The launcher namespace optimized for convenience instead of identity legibility. A single default launcher treated mailbox choice as an implementation detail, but shared business comms are identity-sensitive by definition. Hiding the identity at the tool name layer created avoidable ambiguity at exactly the point where an agent needs clarity most.

Contributing factors

• The original launcher naming predated the need to expose more than one HCB Google identity.
• Provider configs could surface the tool, but not the underlying impersonated account, unless the launcher name encoded it directly.
• The fleet already had a broader hcb-* namespace rule, but no explicit doctrine yet for multi-account Google surfaces.

What we learned

For shared business Google access, account identity must be visible in the MCP server name itself.

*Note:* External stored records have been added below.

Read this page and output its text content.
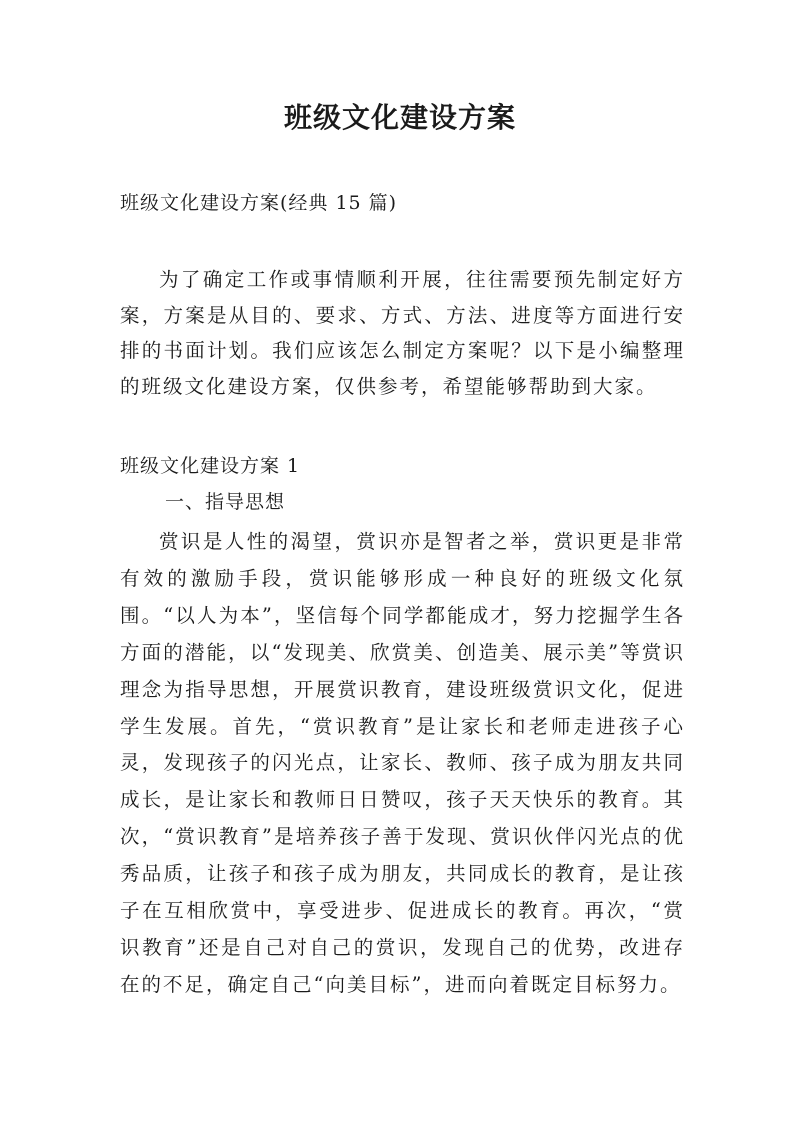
班级文化建设方案
班级文化建设方案(经典 15 篇)

为了确定工作或事情顺利开展，往往需要预先制定好方案，方案是从目的、要求、方式、方法、进度等方面进行安排的书面计划。我们应该怎么制定方案呢？以下是小编整理的班级文化建设方案，仅供参考，希望能够帮助到大家。

班级文化建设方案 1
一、指导思想

赏识是人性的渴望，赏识亦是智者之举，赏识更是非常有效的激励手段，赏识能够形成一种良好的班级文化氛围。“以人为本”，坚信每个同学都能成才，努力挖掘学生各方面的潜能，以“发现美、欣赏美、创造美、展示美”等赏识理念为指导思想，开展赏识教育，建设班级赏识文化，促进学生发展。首先，“赏识教育”是让家长和老师走进孩子心灵，发现孩子的闪光点，让家长、教师、孩子成为朋友共同成长，是让家长和教师日日赞叹，孩子天天快乐的教育。其次，“赏识教育”是培养孩子善于发现、赏识伙伴闪光点的优秀品质，让孩子和孩子成为朋友，共同成长的教育，是让孩子在互相欣赏中，享受进步、促进成长的教育。再次，“赏识教育”还是自己对自己的赏识，发现自己的优势，改进存在的不足，确定自己“向美目标”，进而向着既定目标努力。
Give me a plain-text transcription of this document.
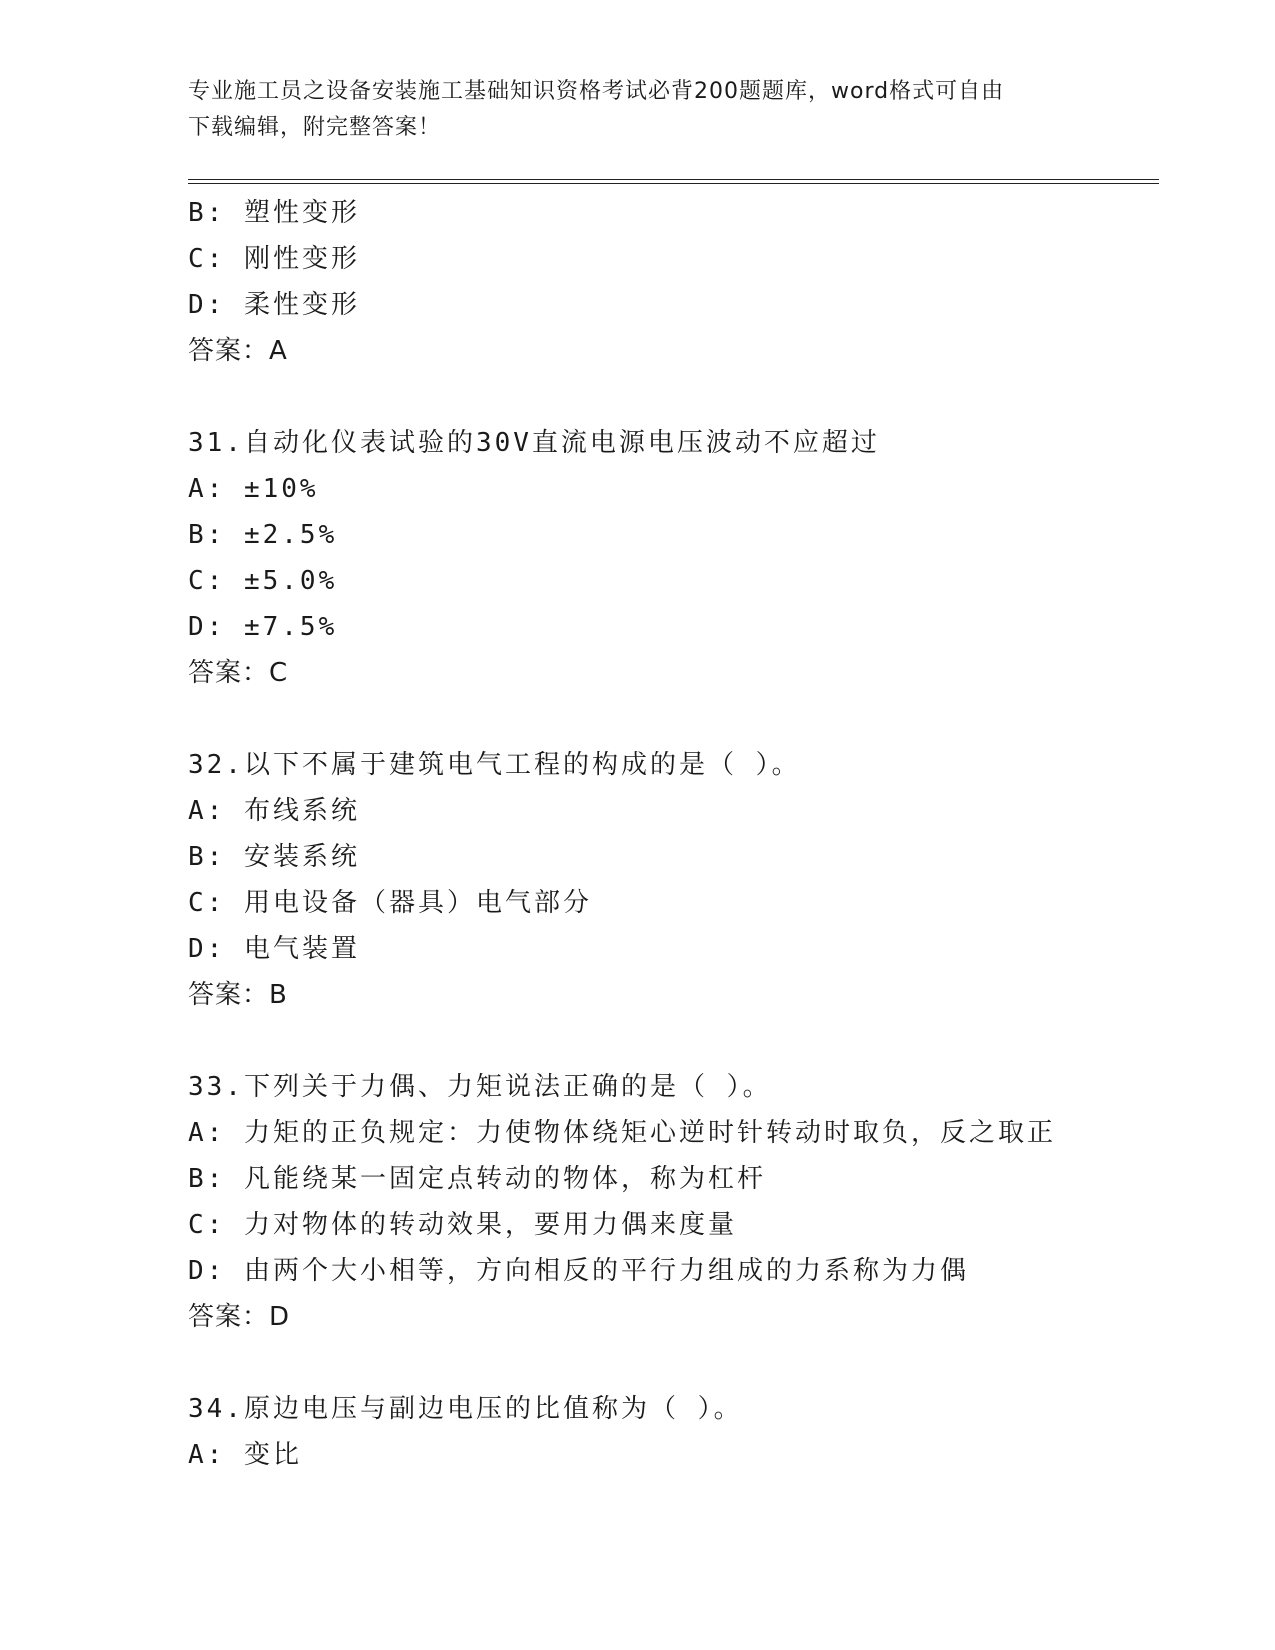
专业施工员之设备安装施工基础知识资格考试必背200题题库，word格式可自由
下载编辑，附完整答案！
B: 塑性变形
C: 刚性变形
D: 柔性变形
答案：A
31.自动化仪表试验的30V直流电源电压波动不应超过
A: ±10%
B: ±2.5%
C: ±5.0%
D: ±7.5%
答案：C
32.以下不属于建筑电气工程的构成的是（ ）。
A: 布线系统
B: 安装系统
C: 用电设备（器具）电气部分
D: 电气装置
答案：B
33.下列关于力偶、力矩说法正确的是（ ）。
A: 力矩的正负规定：力使物体绕矩心逆时针转动时取负，反之取正
B: 凡能绕某一固定点转动的物体，称为杠杆
C: 力对物体的转动效果，要用力偶来度量
D: 由两个大小相等，方向相反的平行力组成的力系称为力偶
答案：D
34.原边电压与副边电压的比值称为（ ）。
A: 变比
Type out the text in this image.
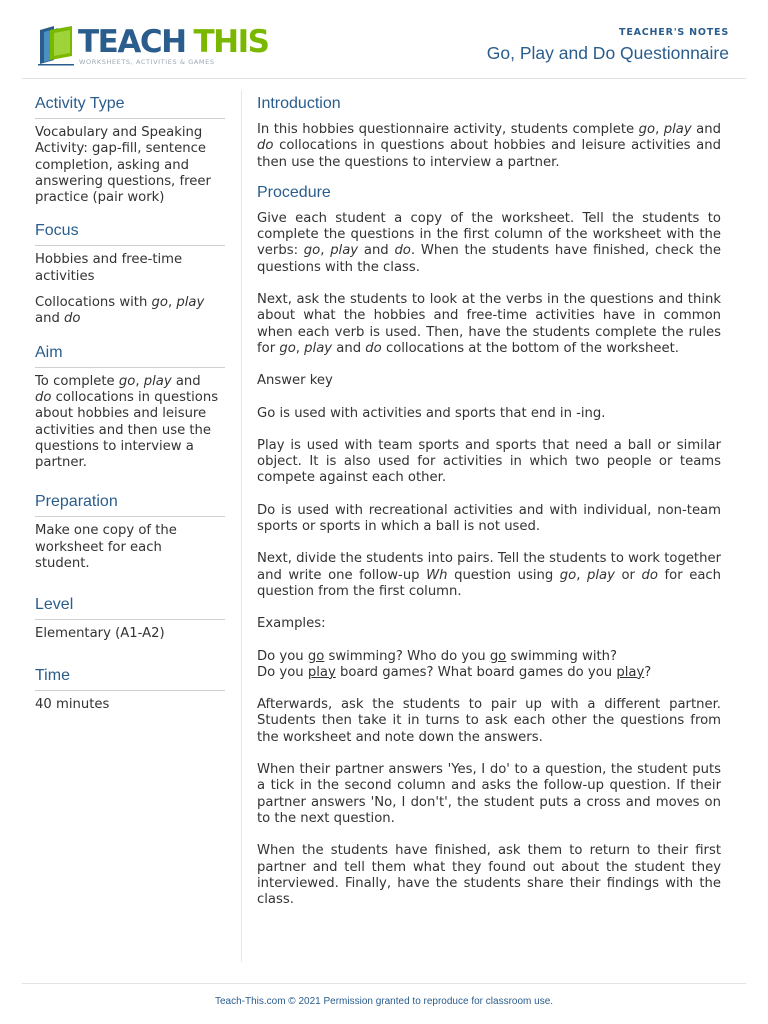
TEACH THIS
WORKSHEETS, ACTIVITIES & GAMES
TEACHER'S NOTES
Go, Play and Do Questionnaire
Activity Type
Vocabulary and Speaking Activity: gap-fill, sentence completion, asking and answering questions, freer practice (pair work)
Focus

Hobbies and free-time activities

Collocations with go, play and do

Aim
To complete go, play and do collocations in questions about hobbies and leisure activities and then use the questions to interview a partner.
Preparation
Make one copy of the worksheet for each student.
Level
Elementary (A1-A2)
Time
40 minutes
Introduction

In this hobbies questionnaire activity, students complete go, play and do collocations in questions about hobbies and leisure activities and then use the questions to interview a partner.

Procedure

Give each student a copy of the worksheet. Tell the students to complete the questions in the first column of the worksheet with the verbs: go, play and do. When the students have finished, check the questions with the class.

Next, ask the students to look at the verbs in the questions and think about what the hobbies and free-time activities have in common when each verb is used. Then, have the students complete the rules for go, play and do collocations at the bottom of the worksheet.

Answer key

Go is used with activities and sports that end in -ing.

Play is used with team sports and sports that need a ball or similar object. It is also used for activities in which two people or teams compete against each other.

Do is used with recreational activities and with individual, non-team sports or sports in which a ball is not used.

Next, divide the students into pairs. Tell the students to work together and write one follow-up Wh question using go, play or do for each question from the first column.

Examples:

Do you go swimming? Who do you go swimming with?

Do you play board games? What board games do you play?

Afterwards, ask the students to pair up with a different partner. Students then take it in turns to ask each other the questions from the worksheet and note down the answers.

When their partner answers 'Yes, I do' to a question, the student puts a tick in the second column and asks the follow-up question. If their partner answers 'No, I don't', the student puts a cross and moves on to the next question.

When the students have finished, ask them to return to their first partner and tell them what they found out about the student they interviewed. Finally, have the students share their findings with the class.

Teach-This.com © 2021 Permission granted to reproduce for classroom use.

If an agent has to remember hidden config state to know whose mailbox it is touching, the interface is already wrong.

Prevention

• Doctrine implication: ORA-2026-0002
• Enforcement change: Named launchers now live under ~/.local/bin/hcb-{service}-{account}-mcp and are restamped into Codex, Gemini, and Claude Desktop configs.
• Detection improvement: Any future HCB Google launcher change should fail review unless the account identity is obvious from the launcher name and the live proof demonstrates distinct impersonation targets.

References

• Fleet proof item: FLT-20260414
• Doctrine follow-on request: FLT-2026041402
• Camber implementation proof: /Users/chadbarlow/gh/camber@87e1a6793bef5b7b29b1f208dd88739db8a20b32

Graduation criteria

Move to M2 when a linked EXP verifies that named-account launchers eliminate account-selection ambiguity across all active provider surfaces. Move to M4 when the linked doctrine is both written and durably enforced in fleet doctrine surfaces.